What did I read last night in On the Brink? Okay, here it is: “Life’s most important realities often take the form of both/and rather than either/or.”
Green shoots in dead leaves
purple plants, poison ivy—
The dancing goes on.
Later in the morning: After traipsing through fields of long grass (check for ticks tonight!), I found the path I’d been searching for through the woods on the Emery House grounds. I’m now in front of the iron statue of Jesus on the Cross, which has been here I don’t know how many years …
Jesus hangs in shadow
Weather spots across bronze chest,
Legs looking splattered with dry mud.
In shadow, Jesus melts into
The pine tree overlooking the river.
Dead limbs surround him.
Needles grow abundantly,
As if a crucifixion
Could create new life.
Later: For the last two days, the weather has been the hottest it’s been this year. Tonight, however, at Compline …
Through chapel windows
Layers of smudge-colored clouds.
Chilly winds whip trees
Distant thunder, rain splatters,
Candles flicker but don’t fail.
6/3: After two days of tee-shirts & shorts, I walked through Maudslay this morning in fleece & long pants. The flowers look bedraggled by last night’s storms. Found a charming dam I’d never been to.
Have been trying to avoid the phone, but noticed on my walk I’d a missed message, & back at the hermitage, I gave in. From Dick B—, friend & member of our Men’s Group, telling me that his wife Anne, had died in his arms at their camp. Both Dick and Anne are in their 90s. Anne & I did lay pastoral visiting together. “She died peacefully,” Dick said. “After bidding one heart at Bridge.”
In life & death
O Thou, who remains a mystery
Abide with me,
Thou to whom I keep returning
In sorrow & joy, in sickness & health
In life & death.
Even as I remain ignorant,
Blind, deaf, & dumb, grasping for guidance,
Abide with me.
In the woods or the fields,
In 80° or 40, sun or rain,
In life & death,
No matter how much longer the road may be
No matter what, if anything lies at the end,
Abide with me.
From the sun’s rising to enveloping darkness,
Thou whom I do not know, but whose I am
In life & death,
Abide with me.
6/4: Have returned from Sunday Eucharist, walking to our hermitages past a large snapping turtle, plodding along beneath two flowering dogwood trees.

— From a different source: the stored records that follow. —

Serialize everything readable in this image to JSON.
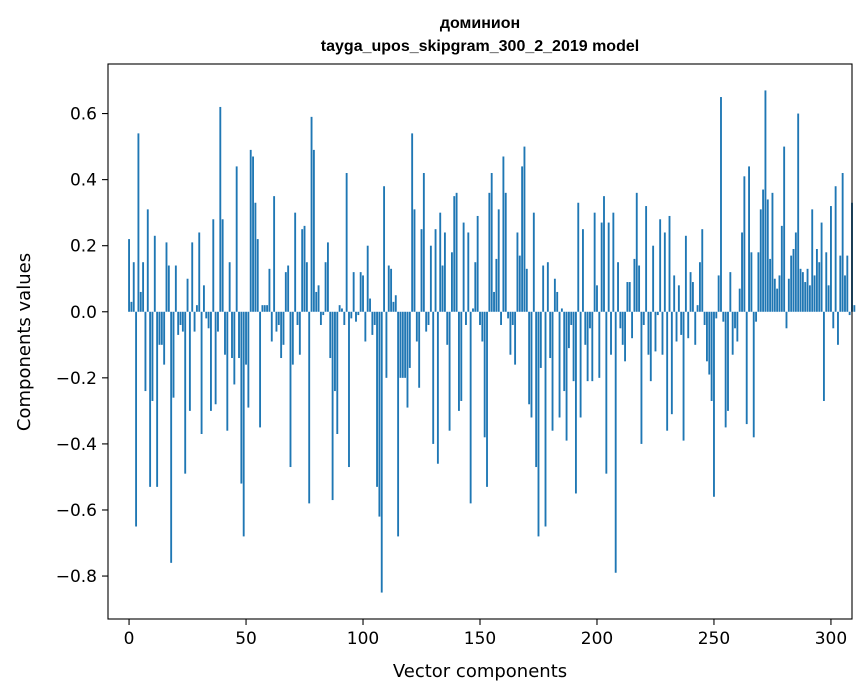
{
  "chart_data": {
    "type": "bar",
    "title": "доминион",
    "subtitle": "tayga_upos_skipgram_300_2_2019 model",
    "xlabel": "Vector components",
    "ylabel": "Components values",
    "xlim": [
      -9,
      309
    ],
    "ylim": [
      -0.93,
      0.75
    ],
    "xticks": [
      0,
      50,
      100,
      150,
      200,
      250,
      300
    ],
    "yticks": [
      -0.8,
      -0.6,
      -0.4,
      -0.2,
      0.0,
      0.2,
      0.4,
      0.6
    ],
    "ytick_labels": [
      "−0.8",
      "−0.6",
      "−0.4",
      "−0.2",
      "0.0",
      "0.2",
      "0.4",
      "0.6"
    ],
    "grid": false,
    "color": "#1f77b4",
    "values": [
      0.22,
      0.03,
      0.15,
      -0.65,
      0.54,
      0.06,
      0.15,
      -0.24,
      0.31,
      -0.53,
      -0.27,
      0.23,
      -0.53,
      -0.1,
      -0.1,
      -0.16,
      0.21,
      0.14,
      -0.76,
      -0.26,
      0.14,
      -0.07,
      -0.04,
      -0.06,
      -0.49,
      0.1,
      -0.3,
      0.21,
      -0.06,
      0.02,
      0.24,
      -0.37,
      0.08,
      -0.02,
      -0.05,
      -0.3,
      0.28,
      -0.28,
      -0.06,
      0.62,
      0.28,
      -0.13,
      -0.36,
      0.15,
      -0.14,
      -0.22,
      0.44,
      -0.14,
      -0.52,
      -0.68,
      -0.16,
      -0.29,
      0.49,
      0.47,
      0.33,
      0.22,
      -0.35,
      0.02,
      0.02,
      0.02,
      0.13,
      -0.09,
      0.35,
      -0.06,
      -0.04,
      -0.14,
      -0.1,
      0.12,
      0.14,
      -0.47,
      -0.16,
      0.3,
      -0.04,
      -0.13,
      0.25,
      0.26,
      0.15,
      -0.58,
      0.59,
      0.49,
      0.06,
      0.08,
      -0.04,
      -0.01,
      0.15,
      0.21,
      -0.14,
      -0.57,
      -0.24,
      -0.37,
      0.02,
      0.01,
      -0.04,
      0.42,
      -0.47,
      -0.02,
      0.12,
      -0.03,
      -0.01,
      0.12,
      0.11,
      -0.09,
      0.2,
      0.04,
      -0.07,
      -0.04,
      -0.53,
      -0.62,
      -0.85,
      0.38,
      -0.2,
      0.14,
      0.13,
      0.03,
      0.05,
      -0.68,
      -0.2,
      -0.2,
      -0.2,
      -0.29,
      -0.17,
      0.54,
      0.31,
      -0.09,
      -0.23,
      0.25,
      0.42,
      -0.06,
      -0.04,
      0.2,
      -0.4,
      0.25,
      -0.46,
      0.3,
      0.14,
      0.24,
      -0.1,
      -0.36,
      0.18,
      0.35,
      0.36,
      -0.3,
      -0.27,
      0.27,
      -0.04,
      0.24,
      -0.58,
      0.01,
      0.15,
      0.29,
      -0.04,
      -0.09,
      -0.38,
      -0.53,
      0.36,
      0.42,
      0.06,
      0.16,
      0.31,
      -0.04,
      0.47,
      0.36,
      -0.02,
      -0.13,
      -0.04,
      -0.16,
      0.24,
      0.17,
      0.44,
      0.5,
      0.13,
      -0.28,
      -0.32,
      0.3,
      -0.47,
      -0.68,
      -0.17,
      0.14,
      -0.65,
      0.15,
      -0.14,
      -0.36,
      0.1,
      0.06,
      -0.32,
      0.01,
      -0.24,
      -0.39,
      -0.11,
      -0.04,
      -0.21,
      -0.55,
      0.33,
      -0.32,
      0.25,
      -0.1,
      -0.21,
      -0.05,
      -0.21,
      0.3,
      0.08,
      -0.2,
      0.27,
      0.35,
      -0.49,
      0.27,
      -0.13,
      0.3,
      -0.79,
      0.15,
      -0.05,
      -0.1,
      -0.15,
      0.09,
      0.09,
      -0.08,
      0.16,
      0.36,
      0.14,
      -0.4,
      -0.04,
      0.32,
      -0.13,
      -0.21,
      0.2,
      -0.12,
      -0.01,
      0.28,
      -0.13,
      0.24,
      -0.36,
      0.29,
      -0.31,
      0.11,
      -0.09,
      0.08,
      -0.07,
      -0.39,
      0.23,
      -0.08,
      0.12,
      0.09,
      -0.1,
      0.02,
      0.15,
      0.25,
      -0.04,
      -0.15,
      -0.19,
      -0.27,
      -0.56,
      -0.02,
      0.11,
      0.65,
      -0.03,
      -0.35,
      -0.3,
      0.12,
      -0.13,
      -0.05,
      -0.09,
      0.07,
      0.24,
      0.41,
      -0.34,
      0.44,
      0.18,
      -0.38,
      -0.03,
      0.18,
      0.31,
      0.37,
      0.67,
      0.34,
      0.16,
      0.36,
      0.1,
      0.07,
      0.11,
      0.26,
      0.5,
      -0.05,
      0.1,
      0.17,
      0.19,
      0.24,
      0.6,
      0.13,
      0.12,
      0.09,
      0.13,
      0.08,
      0.31,
      0.11,
      0.19,
      0.15,
      0.27,
      -0.27,
      0.18,
      0.08,
      0.32,
      -0.05,
      0.38,
      -0.1,
      0.17,
      0.42,
      0.11,
      0.17,
      -0.01,
      0.33,
      0.02
    ]
  }
}
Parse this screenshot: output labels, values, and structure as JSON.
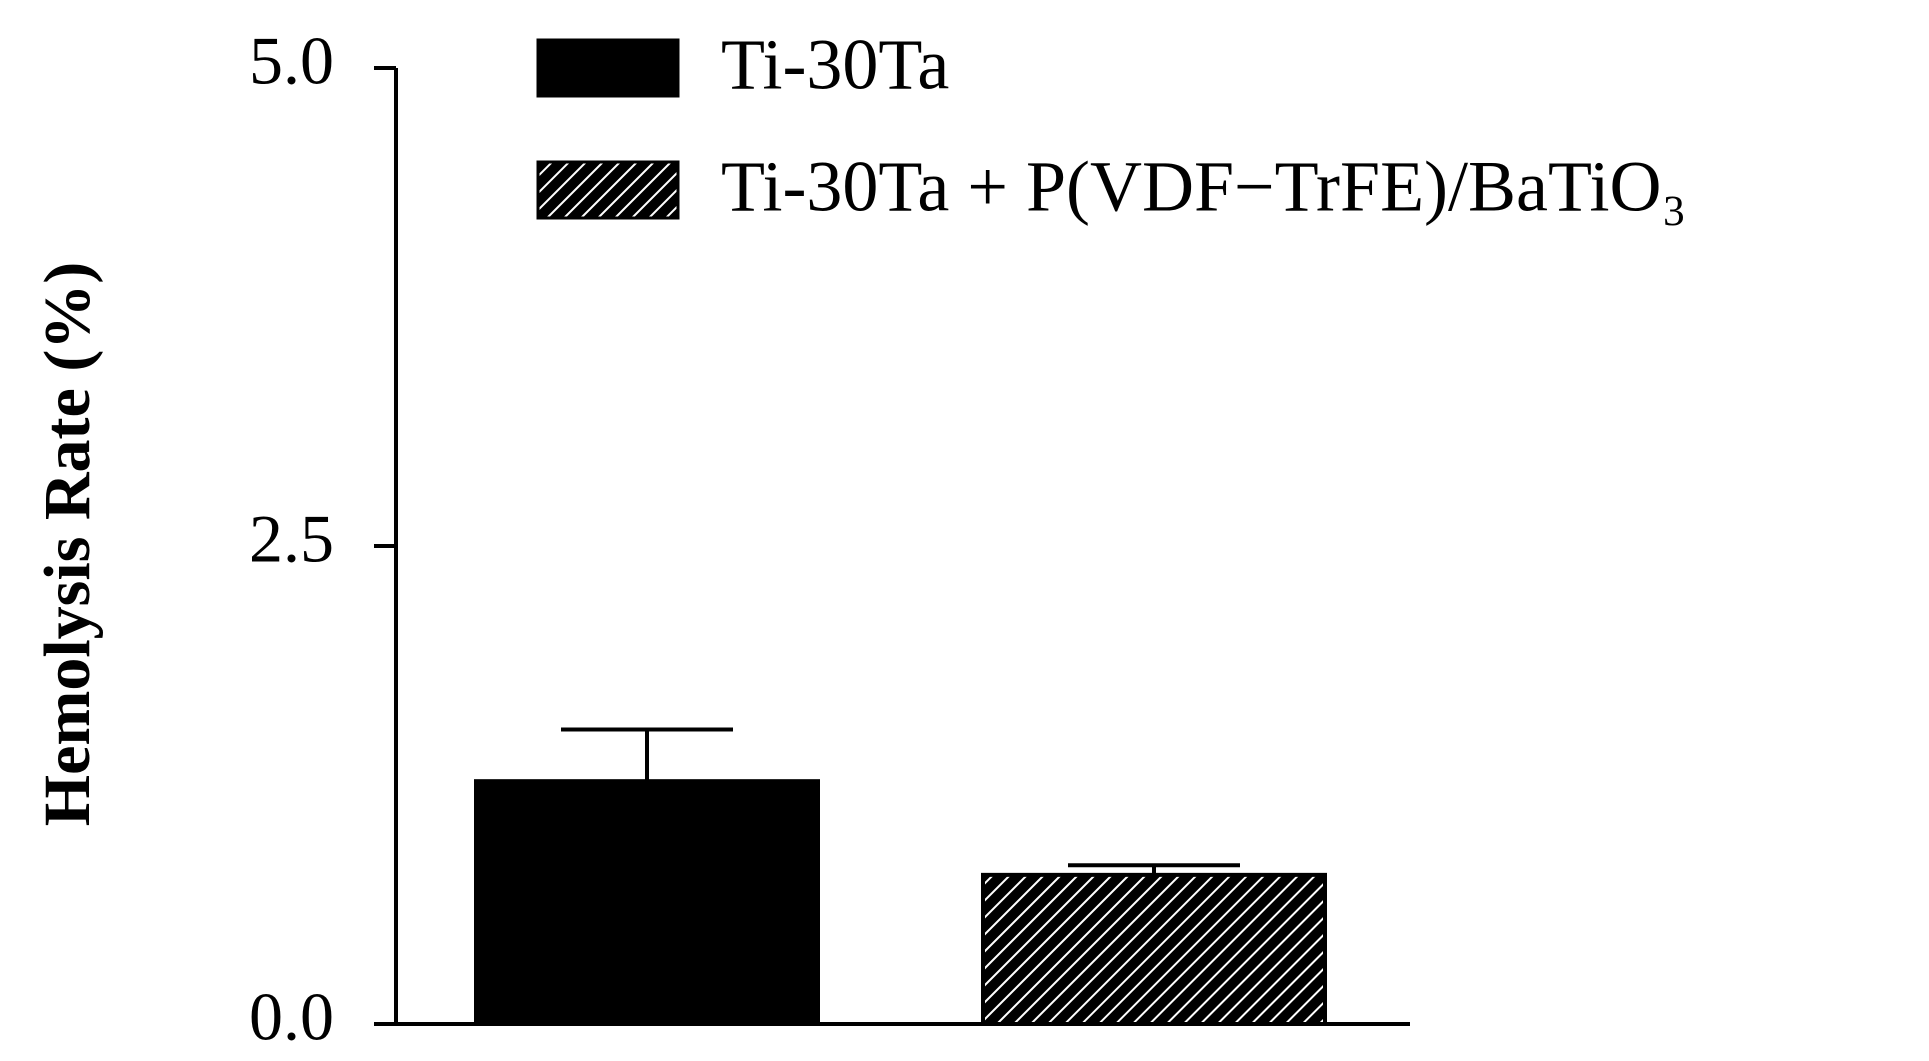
{
  "chart_data": {
    "type": "bar",
    "y_label": "Hemolysis Rate (%)",
    "categories": [
      null
    ],
    "series": [
      {
        "name": "Ti-30Ta",
        "color": "#000000",
        "values": [
          1.27
        ],
        "errors": [
          0.27
        ]
      },
      {
        "name": "Ti-30Ta + P(VDF−TrFE)/BaTiO₃",
        "color": "#000000",
        "pattern": "hatch",
        "values": [
          0.78
        ],
        "errors": [
          0.05
        ]
      }
    ],
    "ylim": [
      0,
      5
    ],
    "yticks": [
      {
        "value": 0,
        "label": "0.0"
      },
      {
        "value": 2.5,
        "label": "2.5"
      },
      {
        "value": 5,
        "label": "5.0"
      }
    ],
    "legend": "top"
  }
}
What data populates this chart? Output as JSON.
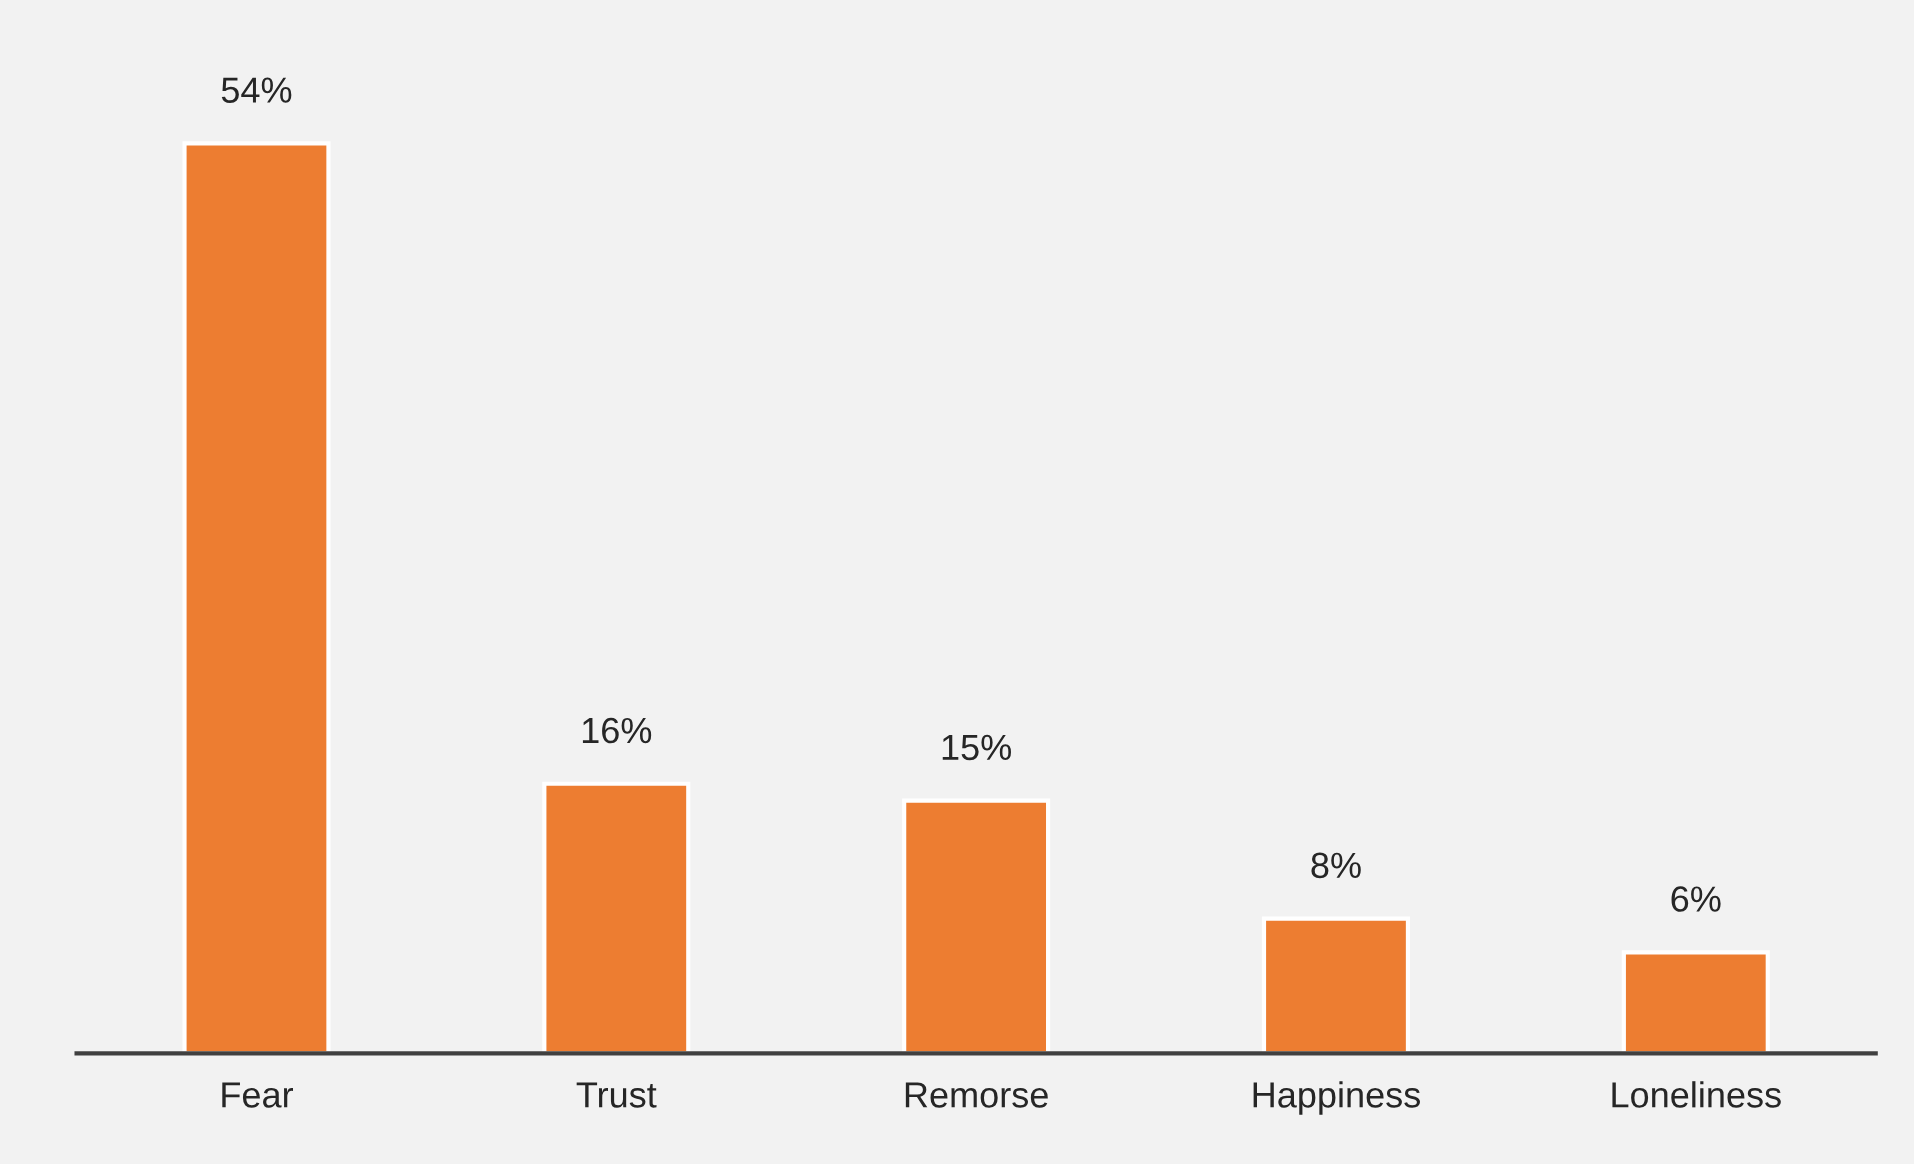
{
  "chart_data": {
    "type": "bar",
    "categories": [
      "Fear",
      "Trust",
      "Remorse",
      "Happiness",
      "Loneliness"
    ],
    "values": [
      54,
      16,
      15,
      8,
      6
    ],
    "value_labels": [
      "54%",
      "16%",
      "15%",
      "8%",
      "6%"
    ],
    "color": "#ed7d31"
  }
}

Beautiful in an ugly, primordial way, the turtle almost took ML’s hand off when she put her hand on its shell.
Now, with cup of tea before I start to clean up for the next retreatant, I reflect that 30 years ago, when I was in Hermitage 4, next door, I was obsessed with my daughter’s death. Now, I view the world through the lens of my own death. Which, as I finish On the Brink, may not be a bad thing: “… Saint Benedict,” writes Parker Palmer, “said, ‘Daily keep your death before your eyes.’ If you hold a healthy awareness of your own mortality, your eyes will be opened to the glory and grandeur of life.”
Palmer also writes, “I can’t think of a sadder way to die than with the knowledge that I never showed up in this world as who I really am.”
So, I leave Emery House, recommitting myself to keeping my eyes open, and showing up as I really am. Hoping, like my friend Anne, to leave this life having bid my one heart.